Prove $\frac{\sqrt\pi z^v}{2^v~\Gamma\left(v+\frac{1}{2}\right)}\int_0^\infty e^{-z\cosh t}\sinh^{2v}t~dt=\int_0^\infty e^{-z\cosh t}\cosh vt~dt$?

Question

How to prove $\dfrac{\sqrt\pi z^v}{2^v~\Gamma\left(v+\dfrac{1}{2}\right)}\int_0^\infty e^{-z\cosh t}\sinh^{2v}t~dt=\int_0^\infty e^{-z\cosh t}\cosh vt~dt$ ?

Does some formulae in http://dlmf.nist.gov/5.12 helpful?

Answer 1

Let $K_{\nu}(z)$ the modified Bessel function of the second kind (or Macdonald function). The function $K_{\nu}(z)$ admits the Sommerfeld integral representation $$ K_{\nu}(z)=\int_0^{\infty}\operatorname{e}^{-z\cosh t}\cosh(\nu t)\operatorname{d}t $$ for $|\arg z|<\frac{\pi}{2}$ and $\nu\in\Bbb C$.

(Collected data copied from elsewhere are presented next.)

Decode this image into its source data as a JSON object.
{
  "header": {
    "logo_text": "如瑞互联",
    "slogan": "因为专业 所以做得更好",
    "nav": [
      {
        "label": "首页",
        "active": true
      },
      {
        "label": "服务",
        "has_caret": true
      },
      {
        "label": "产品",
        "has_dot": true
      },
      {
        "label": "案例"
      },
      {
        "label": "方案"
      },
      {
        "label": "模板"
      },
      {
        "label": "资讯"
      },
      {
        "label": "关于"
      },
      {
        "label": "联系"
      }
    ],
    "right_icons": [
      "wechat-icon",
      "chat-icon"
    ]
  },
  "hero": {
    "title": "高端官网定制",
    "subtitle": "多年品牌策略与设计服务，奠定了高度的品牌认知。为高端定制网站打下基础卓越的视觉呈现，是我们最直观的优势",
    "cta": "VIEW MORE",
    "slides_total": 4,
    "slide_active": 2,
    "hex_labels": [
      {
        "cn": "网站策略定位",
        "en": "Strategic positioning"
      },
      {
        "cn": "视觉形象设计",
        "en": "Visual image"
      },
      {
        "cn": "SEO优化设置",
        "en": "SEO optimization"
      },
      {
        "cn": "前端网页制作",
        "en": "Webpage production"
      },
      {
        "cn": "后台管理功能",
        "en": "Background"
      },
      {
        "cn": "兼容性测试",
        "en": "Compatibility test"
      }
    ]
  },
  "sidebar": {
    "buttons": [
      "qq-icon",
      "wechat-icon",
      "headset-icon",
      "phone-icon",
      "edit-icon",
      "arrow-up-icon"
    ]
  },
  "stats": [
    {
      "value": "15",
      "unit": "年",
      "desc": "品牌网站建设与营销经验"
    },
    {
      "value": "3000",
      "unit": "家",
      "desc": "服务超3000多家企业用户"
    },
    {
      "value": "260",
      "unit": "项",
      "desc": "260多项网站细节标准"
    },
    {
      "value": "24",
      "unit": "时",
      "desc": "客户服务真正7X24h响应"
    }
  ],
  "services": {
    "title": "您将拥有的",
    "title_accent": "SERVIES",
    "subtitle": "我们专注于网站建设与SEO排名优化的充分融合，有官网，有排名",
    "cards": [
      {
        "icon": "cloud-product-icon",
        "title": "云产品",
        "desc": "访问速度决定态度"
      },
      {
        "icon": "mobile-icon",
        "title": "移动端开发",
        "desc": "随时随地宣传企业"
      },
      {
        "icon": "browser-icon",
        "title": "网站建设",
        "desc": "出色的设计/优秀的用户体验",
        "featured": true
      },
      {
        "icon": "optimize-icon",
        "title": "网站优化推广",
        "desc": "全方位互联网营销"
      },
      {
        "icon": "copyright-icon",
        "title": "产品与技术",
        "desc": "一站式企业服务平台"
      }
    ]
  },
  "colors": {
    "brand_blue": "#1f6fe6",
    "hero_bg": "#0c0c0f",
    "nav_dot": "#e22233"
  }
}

If we take $\operatorname{e}^{-u}=t$, then $$ K_{\nu}(z)=\int_0^{\infty}\operatorname{e}^{-z\cosh t}\cosh(\nu t)\operatorname{d}t=\frac{1}{2}\int_0^{\infty}\operatorname{e}^{-\frac{z}{2}\left(u+\frac{1}{u}\right)}u^{-\nu-1}\operatorname{d}u $$ that can also be written as $$ K_{\nu}(2\sqrt{z\lambda})=\frac{1}{2}\left(\frac{\lambda}{z}\right)^{\nu/2}\int_0^{\infty}\operatorname{e}^{-zt-\frac{\lambda}{t}}t^{-\nu-1}\operatorname{d}t $$ Using the simple result $$ u^{-\nu-\frac{1}{2}}=\frac{1}{\Gamma\left(\nu+\frac{1}{2}\right)}\int_0^{\infty}\operatorname{e}^{-ux}x^{\nu-\frac{1}{2}}\operatorname{d}x \qquad \text{for}\;\frak{Re}(\nu)>-\frac{1}{2} $$ the integral becomes $$ K_{\nu}(z)=\frac{1}{2\Gamma\left(\nu+\frac{1}{2}\right)}\int_0^{\infty}x^{\nu-\frac{1}{2}}\left[ \int_0^{\infty}\operatorname{e}^{-u\left(x+\frac{z}{2}\right)-\frac{z/2}{u}}u^{-\frac{1}{2}}\operatorname{d}u \right]\operatorname{d}x $$ where the order of integration may be interchanged. The inner integral is a special case of $K_{\nu}$ for $\nu=-1/2$ and observing that $K_{1/2}(x)=K_{-1/2}(x)=\sqrt{\frac{\pi}{2x}}\operatorname{e}^{-x}$ (see http://dlmf.nist.gov/10.39#2), the integral is $$ K_{1/2}(2\sqrt{y\lambda})=\sqrt{\frac{\pi/2}{2\sqrt{y\lambda}}}\operatorname{e}^{-2\sqrt{y\lambda}} $$ with $y=\frac{z}{2}$ and $\lambda=x+\frac{z}{2}$, that is $$ K_{1/2}\left(2\sqrt{\frac{z}{2}\left(x+\frac{z}{2}\right)}\right)=\frac{1}{2} \left(\frac{z/2}{x+z/2}\right)^{-1/4} \sqrt{\frac{\pi}{x+z/2}}\operatorname{exp}\left(-2\sqrt{\frac{z}{2}\left(x+\frac{z}{2}\right)}\right) $$ With the substitution $\theta=\sqrt{\frac{x+z/2}{z/2}}$ in the remaining integral in $x$, one has $$ K_{\nu}(z)=\frac{\sqrt\pi (z/2)^{\nu}}{\Gamma\left(\nu+\frac{1}{2}\right)}\int_1^{\infty} \operatorname{e}^{-z\theta}(\theta^2-1)^{\nu-\frac{1}{2}}\operatorname{d}\theta $$ The change of variables $\theta=\cosh t$ yields $$ K_{\nu}(z)=\frac{\sqrt\pi (z/2)^{\nu}}{\Gamma\left(\nu+\frac{1}{2}\right)}\int_0^{\infty} \operatorname{e}^{-z\cosh t}\sinh^{2\nu}t\operatorname{d}t. $$ This ends the proof.